After noting the recommended dosage of inorganic phosphorus fertilizer—60 kilograms per hectare—Mukalama moves from subplot to subplot describing the different manure and mineral fertilizer treatments. “The plants with the phosphorus application look much stronger and healthier,” comments a woman student. Another adds: “I believe those beans will produce more flowers than the ones in the other plot.”

During a hands-on learning session with another group of farmers, in the village of Amongura, Teso District, Mukalama demonstrates simple tests for identifying local plants suitable as green manures. In this way he translates a scientific understanding of organic matter decomposition into terms farmers can readily understand. Plants with dark green leaves, for example, generally have more nitrogen than lighter colored ones, he explains. Those that tear easily have low lignin content and therefore make good green manure because they decompose rapidly. The farmers put two plant materials to the test—tithonia and leaves from a local tree. They correctly conclude that tithonia is the better green manure.

Such activities have motivated farmers to solve soil fertility problems that previously they had dismissed as just “part of life.” Besides serving as a venue for learning about soil fertility management, the 18-month-old Mukhombe Farmer Field School has been a catalyst for sharing knowledge with other farmers. Several students also belong to a local drama and singing group and have used information from the farmer field school as the basis for a play and songs. When time and money permit, they travel to nearby villages spreading the word about the importance of soil fertility and the advantages of group learning. Since most local farmers regularly listen to radio, the group hopes to record their songs and have them aired by radio stations.

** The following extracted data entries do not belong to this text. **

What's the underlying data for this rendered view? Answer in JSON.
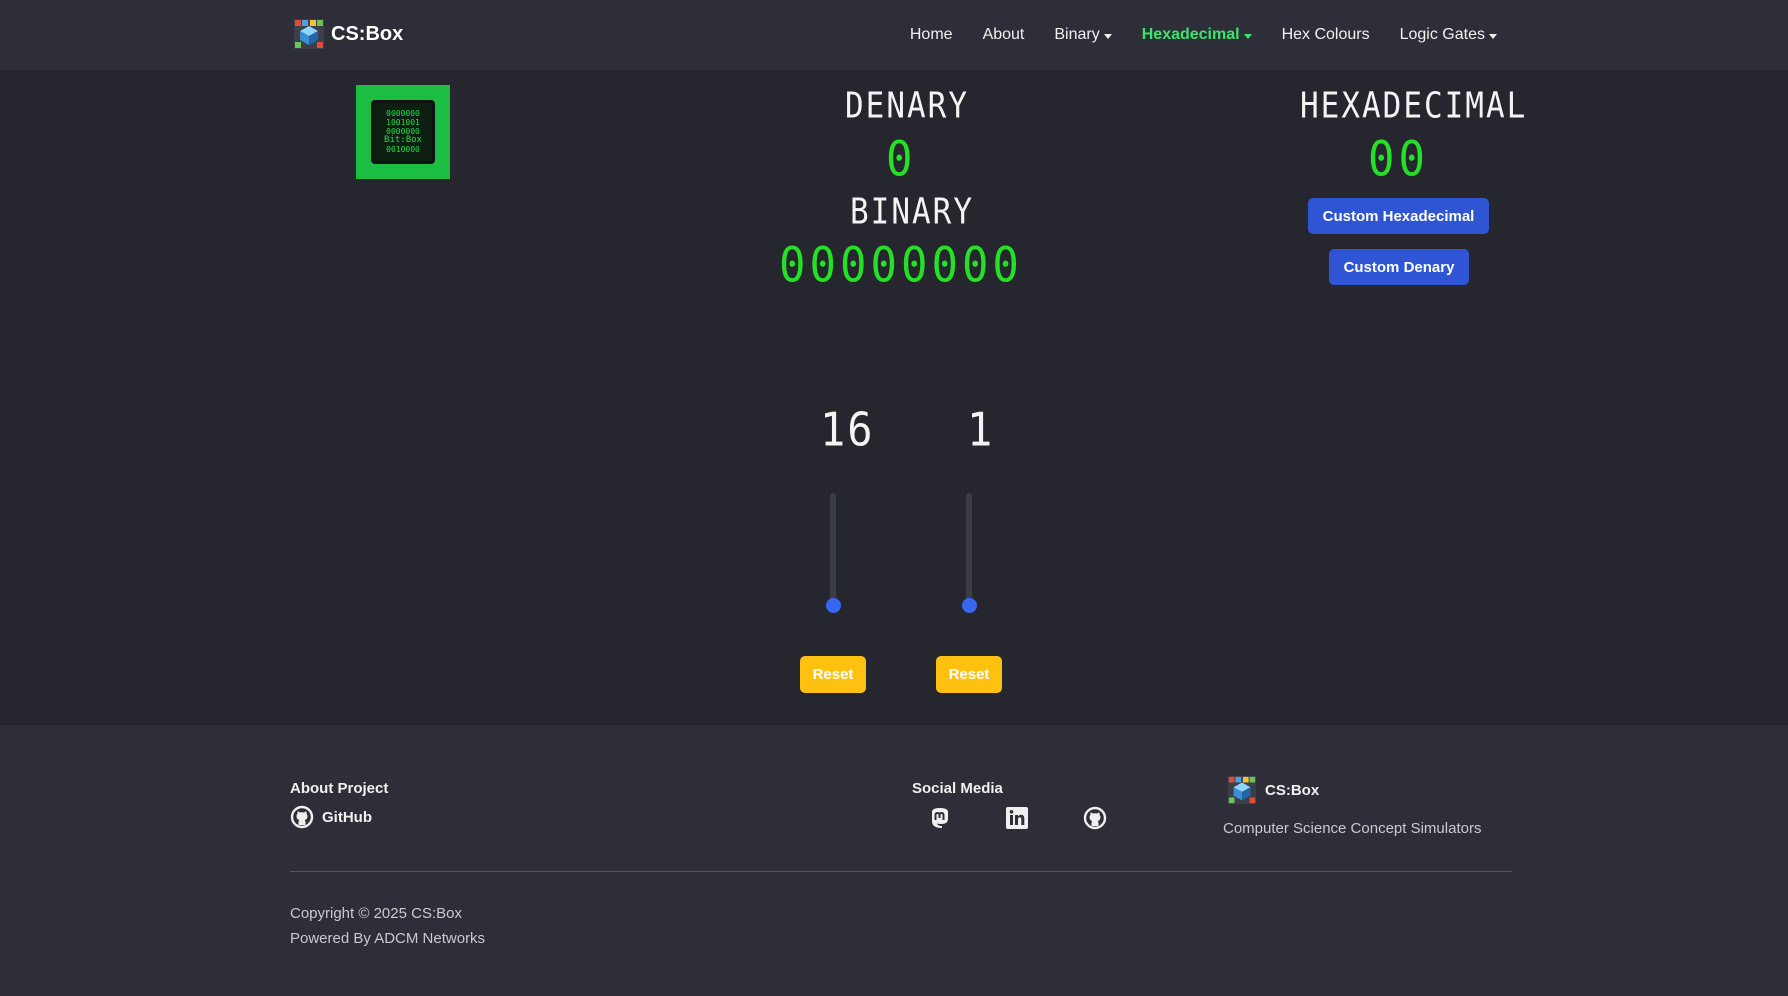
{
  "nav": {
    "brand": "CS:Box",
    "items": [
      {
        "label": "Home",
        "dropdown": false,
        "active": false
      },
      {
        "label": "About",
        "dropdown": false,
        "active": false
      },
      {
        "label": "Binary",
        "dropdown": true,
        "active": false
      },
      {
        "label": "Hexadecimal",
        "dropdown": true,
        "active": true
      },
      {
        "label": "Hex Colours",
        "dropdown": false,
        "active": false
      },
      {
        "label": "Logic Gates",
        "dropdown": true,
        "active": false
      }
    ],
    "active_color": "#3ee36b"
  },
  "bitbox": {
    "lines": [
      "0000000",
      "1001001",
      "0000000",
      "Bit:Box",
      "0010000"
    ]
  },
  "denary": {
    "heading": "DENARY",
    "value": "0"
  },
  "binary": {
    "heading": "BINARY",
    "value": "00000000"
  },
  "hexadecimal": {
    "heading": "HEXADECIMAL",
    "value": "00"
  },
  "buttons": {
    "custom_hex": "Custom Hexadecimal",
    "custom_denary": "Custom Denary"
  },
  "columns": [
    {
      "place_value": "16",
      "slider_level": 0,
      "reset_label": "Reset"
    },
    {
      "place_value": "1",
      "slider_level": 0,
      "reset_label": "Reset"
    }
  ],
  "footer": {
    "about_heading": "About Project",
    "github_label": "GitHub",
    "social_heading": "Social Media",
    "social_icons": [
      "mastodon-icon",
      "linkedin-icon",
      "github-icon"
    ],
    "brand": "CS:Box",
    "tagline": "Computer Science Concept Simulators",
    "copyright": "Copyright © 2025 CS:Box",
    "powered_by": "Powered By ADCM Networks"
  },
  "colors": {
    "background": "#26262f",
    "panel": "#2e2e38",
    "segment_green": "#25e125",
    "button_blue": "#2f55d4",
    "button_yellow": "#ffc10f",
    "slider_thumb": "#3767f0"
  }
}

Biodiversity below our feet

Apart from using green manures and livestock manure, farmers can build up soil organic material by planting leguminous cover crops and incorporating crop residues into their fields instead of burning them. But the organic content needs to be broken down to make nutrients available to crops. The various tasks of soil conditioning and nutrient cycling are performed by microorganisms such as protozoa, rhizobial bacteria, and mycorrhizal fungi, as well as by larger organisms like earthworms, nematodes, termites, and beetles.

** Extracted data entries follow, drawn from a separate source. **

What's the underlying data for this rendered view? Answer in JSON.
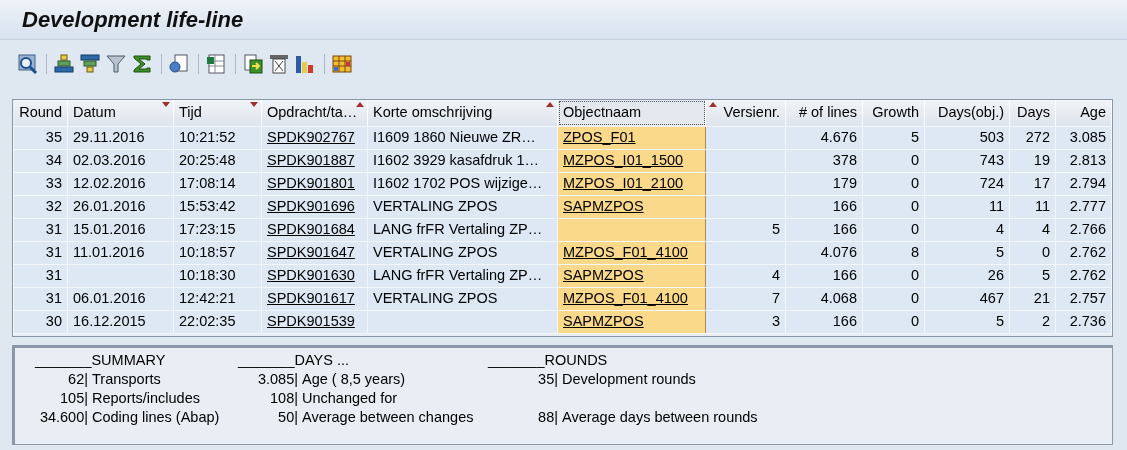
{
  "window": {
    "title": "Development life-line"
  },
  "table": {
    "columns": [
      {
        "label": "Round",
        "numeric": true,
        "sort_down": false,
        "sort_up": false,
        "selected": false
      },
      {
        "label": "Datum",
        "numeric": false,
        "sort_down": true,
        "sort_up": false,
        "selected": false
      },
      {
        "label": "Tijd",
        "numeric": false,
        "sort_down": true,
        "sort_up": false,
        "selected": false
      },
      {
        "label": "Opdracht/ta…",
        "numeric": false,
        "sort_down": false,
        "sort_up": true,
        "selected": false
      },
      {
        "label": "Korte omschrijving",
        "numeric": false,
        "sort_down": false,
        "sort_up": true,
        "selected": false
      },
      {
        "label": "Objectnaam",
        "numeric": false,
        "sort_down": false,
        "sort_up": false,
        "selected": true
      },
      {
        "label": "Versienr.",
        "numeric": true,
        "sort_down": false,
        "sort_up": true,
        "selected": false
      },
      {
        "label": "# of lines",
        "numeric": true,
        "sort_down": false,
        "sort_up": false,
        "selected": false
      },
      {
        "label": "Growth",
        "numeric": true,
        "sort_down": false,
        "sort_up": false,
        "selected": false
      },
      {
        "label": "Days(obj.)",
        "numeric": true,
        "sort_down": false,
        "sort_up": false,
        "selected": false
      },
      {
        "label": "Days",
        "numeric": true,
        "sort_down": false,
        "sort_up": false,
        "selected": false
      },
      {
        "label": "Age",
        "numeric": true,
        "sort_down": false,
        "sort_up": false,
        "selected": false
      }
    ],
    "rows": [
      {
        "round": "35",
        "datum": "29.11.2016",
        "tijd": "10:21:52",
        "opdracht": "SPDK902767",
        "omschrijving": "I1609 1860 Nieuwe ZR…",
        "objectnaam": "ZPOS_F01",
        "lines": "4.676",
        "growth": "5",
        "days_obj": "503",
        "days": "272",
        "age": "3.085"
      },
      {
        "round": "34",
        "datum": "02.03.2016",
        "tijd": "20:25:48",
        "opdracht": "SPDK901887",
        "omschrijving": "I1602 3929 kasafdruk 1…",
        "objectnaam": "MZPOS_I01_1500",
        "lines": "378",
        "growth": "0",
        "days_obj": "743",
        "days": "19",
        "age": "2.813"
      },
      {
        "round": "33",
        "datum": "12.02.2016",
        "tijd": "17:08:14",
        "opdracht": "SPDK901801",
        "omschrijving": "I1602 1702 POS wijzige…",
        "objectnaam": "MZPOS_I01_2100",
        "lines": "179",
        "growth": "0",
        "days_obj": "724",
        "days": "17",
        "age": "2.794"
      },
      {
        "round": "32",
        "datum": "26.01.2016",
        "tijd": "15:53:42",
        "opdracht": "SPDK901696",
        "omschrijving": "VERTALING ZPOS",
        "objectnaam": "SAPMZPOS",
        "lines": "166",
        "growth": "0",
        "days_obj": "11",
        "days": "11",
        "age": "2.777"
      },
      {
        "round": "31",
        "datum": "15.01.2016",
        "tijd": "17:23:15",
        "opdracht": "SPDK901684",
        "omschrijving": "LANG frFR Vertaling ZP…",
        "versienr": "5",
        "lines": "166",
        "growth": "0",
        "days_obj": "4",
        "days": "4",
        "age": "2.766"
      },
      {
        "round": "31",
        "datum": "11.01.2016",
        "tijd": "10:18:57",
        "opdracht": "SPDK901647",
        "omschrijving": "VERTALING ZPOS",
        "objectnaam": "MZPOS_F01_4100",
        "lines": "4.076",
        "growth": "8",
        "days_obj": "5",
        "days": "0",
        "age": "2.762"
      },
      {
        "round": "31",
        "tijd": "10:18:30",
        "opdracht": "SPDK901630",
        "omschrijving": "LANG frFR Vertaling ZP…",
        "objectnaam": "SAPMZPOS",
        "versienr": "4",
        "lines": "166",
        "growth": "0",
        "days_obj": "26",
        "days": "5",
        "age": "2.762"
      },
      {
        "round": "31",
        "datum": "06.01.2016",
        "tijd": "12:42:21",
        "opdracht": "SPDK901617",
        "omschrijving": "VERTALING ZPOS",
        "objectnaam": "MZPOS_F01_4100",
        "versienr": "7",
        "lines": "4.068",
        "growth": "0",
        "days_obj": "467",
        "days": "21",
        "age": "2.757"
      },
      {
        "round": "30",
        "datum": "16.12.2015",
        "tijd": "22:02:35",
        "opdracht": "SPDK901539",
        "objectnaam": "SAPMZPOS",
        "versienr": "3",
        "lines": "166",
        "growth": "0",
        "days_obj": "5",
        "days": "2",
        "age": "2.736"
      }
    ]
  },
  "summary": {
    "sections": [
      {
        "heading": "_______SUMMARY",
        "items": [
          {
            "amount": "62|",
            "caption": "Transports"
          },
          {
            "amount": "105|",
            "caption": "Reports/includes"
          },
          {
            "amount": "34.600|",
            "caption": "Coding lines (Abap)"
          }
        ]
      },
      {
        "heading": "_______DAYS ...",
        "items": [
          {
            "amount": "3.085|",
            "caption": "Age ( 8,5 years)"
          },
          {
            "amount": "108|",
            "caption": "Unchanged for"
          },
          {
            "amount": "50|",
            "caption": "Average between changes"
          }
        ]
      },
      {
        "heading": "_______ROUNDS",
        "items": [
          {
            "amount": "35|",
            "caption": "Development rounds"
          },
          {
            "amount": "88|",
            "caption": "Average days between rounds",
            "after_blank_line": true
          }
        ]
      }
    ]
  }
}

“Below-ground biodiversity is sometimes overlooked,” says CIAT soil scientist Jeroen Huising. “But now it’s time to take a closer look at what’s below our feet.” He notes that in addition to making soil a suitable growing environment for crops, these organisms play a key role in the soil’s capacity to provide so-called environmental services. These include water and nutrient cycling, elimination of toxins, and the storage of carbon that might otherwise end up as carbon dioxide, a major greenhouse gas, in the earth’s atmosphere.

Despite the extent and environmental importance of below-ground biodiversity (BGBD), says Huising, only an estimated 5 percent of soil organisms have so far been identified and characterized by scientists. And BGBD has been largely ignored in biodiversity conservation efforts. To help fill this gap in knowledge and practice, CIAT launched a 5-year research project, called Conservation and Sustainable Management of Below-Ground Biodiversity, in August 2002. UNEP’s Global Environment Fund is providing US$9 million to the project, which focuses on tropical soils at seven sites in Africa, Latin America, and Asia.

Learning to manage pests

Integrated management of plant pests and diseases is the other half of the above- and below-ground management effort so important to farmers.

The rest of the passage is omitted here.